Staff asserted that certain exceptions available to hospitals paid under the Inpatient Prospective Payment System negatively impact the wage index. Also, staff stated that the current wage index system disadvantages skilled nursing facilities. Staff stated the draft recommendation provides an alternative to the current system and would move away from higher wage index values in favor of lower ones. No exceptions would be allowed under the alternative, eliminating hospitals’ ability to impact those values.
The chair’s draft recommendation presented an alternative to the current wage index system, asking Congress to repeal the existing Medicare wage index system (including exceptions) and require the secretary of Health and Human Services to phase in a new wage index system. The new wage index system would: (1) use all-employer, occupation-level wage data with different occupation weights for the wage index of each type of provider, (2) reflect local area differences in wages between and within metropolitan statistical areas and statewide rural areas and counties (up to approximtly5%), and (3) smooth wage index differences across adjacent local areas by capping wage index cliffs at 10%.
The commission staff emphasized that an alternative wage index consistent with the proposed approach would more accurately measure relative labor costs and create more equity across providers. Staff also highlighted that this proposal would more accurately reflect variation within broader labor market areas and mitigate differences across adjacent areas, creating a less gameable and administratively burdensome program.
Commissioners will vote on a final recommendation during the April 2023 meeting; however, they voiced unanimous support for the draft recommendation.
Medicare Part B Drug Prices
MedPAC staff continued its discussion on high-cost drug prices in Medicare Part B [refer to Washington Highlights, Sept. 9]. Staff presented the chair’s draft recommendations to address prices of certain drugs, spur competition among drugs, improve financial incentives, and maintain incentives for innovation. Staff stated that the chair’s final recommendations to Congress will be presented in the April meeting, and there will be a chapter in the June 2023 report to Congress.
The first policy recommendation would cap the Medicare payment rate of Part B drugs and biologics approved under the Food and Drug Administration accelerated approval program if they miss certain criteria to demonstrate clinical benefit. Once a manufacturer verifies a drug’s clinical benefit, the cap on the payment rate could cease and revert to current law.
The second policy recommendation would institute reference pricing by establishing a single average sales price-based payment rate for drugs and biologics with similar health effects. Each product would remain in its own billing code and payment would be based on the volume-weighted average sales price of all products in the reference group. Reference products could be organized by clinical indications, drug classification, and ease of implementation.

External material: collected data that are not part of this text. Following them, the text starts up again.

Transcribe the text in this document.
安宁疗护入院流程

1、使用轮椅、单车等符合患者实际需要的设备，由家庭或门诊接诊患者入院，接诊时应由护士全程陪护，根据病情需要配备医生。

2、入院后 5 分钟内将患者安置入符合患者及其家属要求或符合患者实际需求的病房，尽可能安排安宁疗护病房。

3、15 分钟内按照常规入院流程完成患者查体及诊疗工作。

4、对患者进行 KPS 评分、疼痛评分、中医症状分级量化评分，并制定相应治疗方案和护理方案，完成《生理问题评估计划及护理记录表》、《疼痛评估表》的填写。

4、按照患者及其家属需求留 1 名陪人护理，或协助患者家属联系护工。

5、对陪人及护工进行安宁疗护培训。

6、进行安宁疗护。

The third policy recommendation would reduce the Part B drug add-on payment for drugs paid based on average sales price. It would also eliminate the add-on payment for Part B drugs paid based on wholesale acquisition price. Instead, separate drug administration payment rates would be developed. Drug administration payment rates should be adequate to ensure access, and utilization patterns among providers should be monitored. All three draft recommendations are expected to decrease program spending, as savings would accrue to beneficiaries through lower cost sharing.

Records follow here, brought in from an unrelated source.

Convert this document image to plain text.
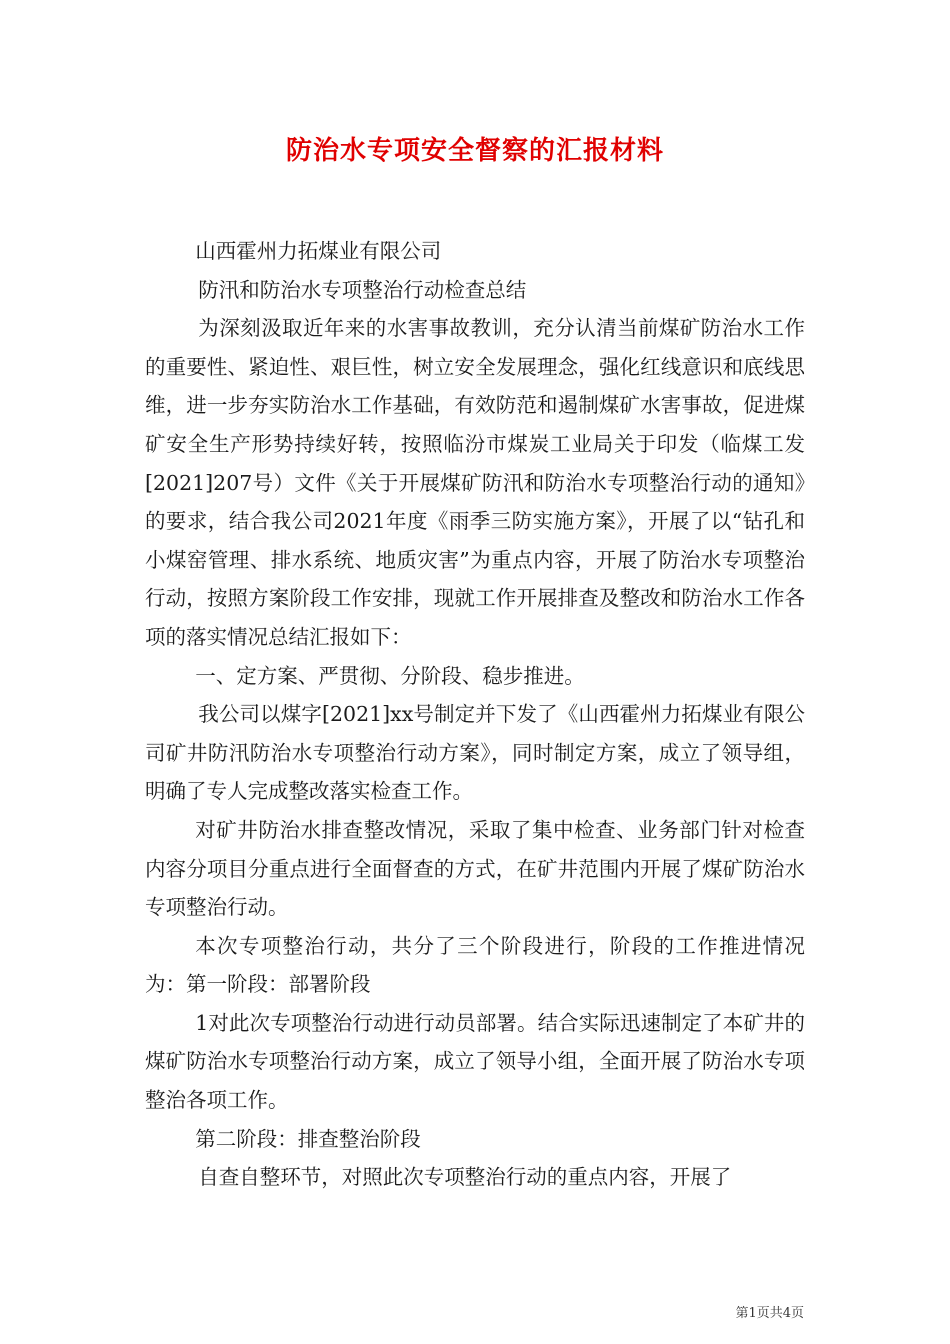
防治水专项安全督察的汇报材料

山西霍州力拓煤业有限公司

防汛和防治水专项整治行动检查总结

为深刻汲取近年来的水害事故教训，充分认清当前煤矿防治水工作的重要性、紧迫性、艰巨性，树立安全发展理念，强化红线意识和底线思维，进一步夯实防治水工作基础，有效防范和遏制煤矿水害事故，促进煤矿安全生产形势持续好转，按照临汾市煤炭工业局关于印发（临煤工发[2021]207号）文件《关于开展煤矿防汛和防治水专项整治行动的通知》的要求，结合我公司2021年度《雨季三防实施方案》，开展了以“钻孔和小煤窑管理、排水系统、地质灾害”为重点内容，开展了防治水专项整治行动，按照方案阶段工作安排，现就工作开展排查及整改和防治水工作各项的落实情况总结汇报如下：

一、定方案、严贯彻、分阶段、稳步推进。

我公司以煤字[2021]xx号制定并下发了《山西霍州力拓煤业有限公司矿井防汛防治水专项整治行动方案》，同时制定方案，成立了领导组，明确了专人完成整改落实检查工作。

对矿井防治水排查整改情况，采取了集中检查、业务部门针对检查内容分项目分重点进行全面督查的方式，在矿井范围内开展了煤矿防治水专项整治行动。

本次专项整治行动，共分了三个阶段进行，阶段的工作推进情况为：第一阶段：部署阶段

1对此次专项整治行动进行动员部署。结合实际迅速制定了本矿井的煤矿防治水专项整治行动方案，成立了领导小组，全面开展了防治水专项整治各项工作。

第二阶段：排查整治阶段

自查自整环节，对照此次专项整治行动的重点内容，开展了

第1页共4页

Aligning payment rates across ambulatory settings
Staff revisited the discussion on aligning fee-for-service payments for the same services furnished at different sites of care, specifically those furnished at hospital outpatient departments, physician offices and ambulatory surgical centers [refer to Washington Highlights, Nov. 4, 2022]. The draft Chair’s recommendation presented would ask Congress to more closely align payment rates across ambulatory settings for selected services that are safe to provide in all settings.

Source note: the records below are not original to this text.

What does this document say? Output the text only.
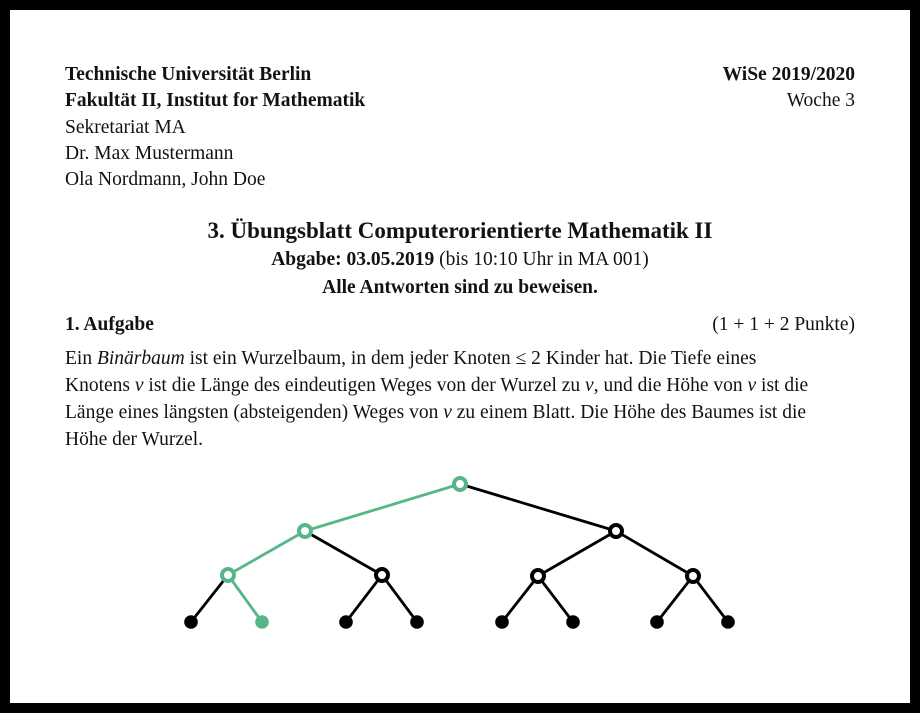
Technische Universität Berlin
Fakultät II, Institut for Mathematik
Sekretariat MA
Dr. Max Mustermann
Ola Nordmann, John Doe
WiSe 2019/2020
Woche 3
3. Übungsblatt Computerorientierte Mathematik II
Abgabe: 03.05.2019 (bis 10:10 Uhr in MA 001)
Alle Antworten sind zu beweisen.
1. Aufgabe	(1 + 1 + 2 Punkte)
Ein Binärbaum ist ein Wurzelbaum, in dem jeder Knoten ≤ 2 Kinder hat. Die Tiefe eines
Knotens v ist die Länge des eindeutigen Weges von der Wurzel zu v, und die Höhe von v ist die
Länge eines längsten (absteigenden) Weges von v zu einem Blatt. Die Höhe des Baumes ist die
Höhe der Wurzel.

While commissioners generally agreed that payment rates often differ for the same services among these different sites of care, commissioners voiced concern that decreasing payment simply based on site of service could result in beneficiaries not having access to those services. Commissioners also noted that it is important to ensure that services can be coded to reflect resource use and patient acuity. Most commissioners were supportive of the draft recommendation. The impact of the recommendation on access and on government and rural hospitals remain a concern for those who did not fully support the recommendation.